About the size of the earth's moon, Europa is covered by ice roughly 6 miles deep, beneath which is 30 to 60 miles of water, roughly the same volume as that of the earth's oceans. While water is often thought to be synonymous with life, Europa is totally dark, ruling out any form of photosynthesis, and thus life as we understand it. There is also thought to be little or no communication between the underlying ocean and Europa's surface. All of which makes the prospect of discovering any signs of life there almost unbearably enticing to astrobiologists.

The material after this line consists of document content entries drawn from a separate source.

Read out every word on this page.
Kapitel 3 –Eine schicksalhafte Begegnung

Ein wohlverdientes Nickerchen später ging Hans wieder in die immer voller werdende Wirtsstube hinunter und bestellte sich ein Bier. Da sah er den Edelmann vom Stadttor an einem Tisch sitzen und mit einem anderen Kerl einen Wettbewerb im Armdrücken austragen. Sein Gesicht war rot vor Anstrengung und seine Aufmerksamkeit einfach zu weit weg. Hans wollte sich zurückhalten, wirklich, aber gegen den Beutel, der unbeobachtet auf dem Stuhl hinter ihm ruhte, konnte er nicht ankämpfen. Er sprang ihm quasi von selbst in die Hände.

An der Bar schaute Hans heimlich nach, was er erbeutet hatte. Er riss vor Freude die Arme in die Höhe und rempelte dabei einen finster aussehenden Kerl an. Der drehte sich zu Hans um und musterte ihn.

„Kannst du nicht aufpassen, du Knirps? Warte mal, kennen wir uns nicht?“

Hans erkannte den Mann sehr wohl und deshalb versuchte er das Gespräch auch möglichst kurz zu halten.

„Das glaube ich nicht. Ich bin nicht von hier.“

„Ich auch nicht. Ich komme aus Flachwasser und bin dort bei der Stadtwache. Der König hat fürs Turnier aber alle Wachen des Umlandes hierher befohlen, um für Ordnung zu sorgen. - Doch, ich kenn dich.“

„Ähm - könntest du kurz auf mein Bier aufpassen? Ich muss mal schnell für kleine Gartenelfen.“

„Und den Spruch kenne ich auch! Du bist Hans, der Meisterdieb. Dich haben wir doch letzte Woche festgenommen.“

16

''I'd love nothing more than for us to find a thriving RNA world there,'' says Bada. ''We can try to reconstruct that in a lab, but if we had a natural example of it, that would be fantastic. We'd have a picture of what life may have been like on earth before it evolved into the modern protein-DNA world of today. Of course, it's hard to imagine the kind of environment that's on Europa producing organisms that look anything like the biochemistry we have here, either modern or LUCA-type organisms. And that's what I find fascinating. Here we could have a completely independent form of life, even though the chemistry leading up to it might be universal. Now, I don't expect little green men to crawl out of the ocean there, but I wouldn't be a bit surprised if we didn't see some extremely interesting chemistry involved in some of the very stages that led to replicating entities here on earth.''
Phew. A relief from thinking about our negligent and incompetent government!
A parting thought. If it turns out that the fundamental physics of the universe predispose to a cloud of life forming soup infesting all of space, what does that say about the "design" of the universe? And Fermi's Paradox?